彼女は近くにあった、車椅子に手を掛ける。
すると、シーツがはだけて、彼女の全身が露になる。
セルジュは息を飲んだ。
彼女の腹は露出しており、金属製の腸が剥き出しになっていた。
ロキシアは恥じらうように、上着を羽織る。彼女の腹は隠れた。
「それは?」
セルジュは訊ねる。
「悪性の癌でね。私は産まれた時から、汚染物質の垂れ流される区域に住んでいた為に、腸も、心臓も、それから喉の辺りも癌に侵された。全身に癌が転移していてね。全て人工のモノと入れ替えたわ」
そう言うと、彼女はカーテンをつかんで立ち上がり、車椅子に座る。
「出来れば、後ろから押してくれないかしら? そのレバーを引っ張ると、動かせるようになるから」
そう、此処は病室なのだ。
彼女は、この箱庭で機械人形に守られながら、生きているのだ。
カーテンの向こう側が少しだけ見えた。
どうやら、厚いガラスに覆われている部屋があるみたいだった。
セルジュはカーテンに手をやり、ガラスの向こうを覗き見る。
中には、二人の人間がいた。
裸の男と女だ。
中は、森のようになっている。
…………、木々は金属の光沢を持ち、光り輝いている。
どうやら全てが造り物の樹木のようだった。
男女二人共、同じ顔をしていた。
「あ。彼らはアダムとイヴ。どちらもアンドロイド。なんだけど、人間の脳を移植する代わりに、猿の脳味噌を入れられたみたい。好物はリンゴと無花果の実。ねえ、セルジュ。
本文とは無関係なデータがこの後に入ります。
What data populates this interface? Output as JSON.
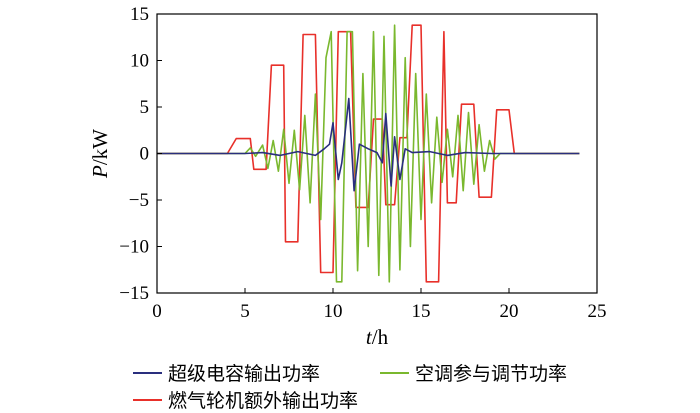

彼らは一体、どういう存在なのだと思う? 機械の身体に猿の脳。ねえ、セルジュ。私はさしずめ、半機械人間とでも呼ばれるものなのかしら?」
ロキシアは、いきなり、裏返った声で、大笑いする。
部屋中に、笑い声が響き渡る。
「ねえ。セルジュ。人間の条件、って何なのかしら? 私には何も分からないわ」
「ああ。……俺も知らねぇな。それよりも、別館ってのを、早く案内してくれ」
そう言うと、セルジュは車椅子のレバーを押した。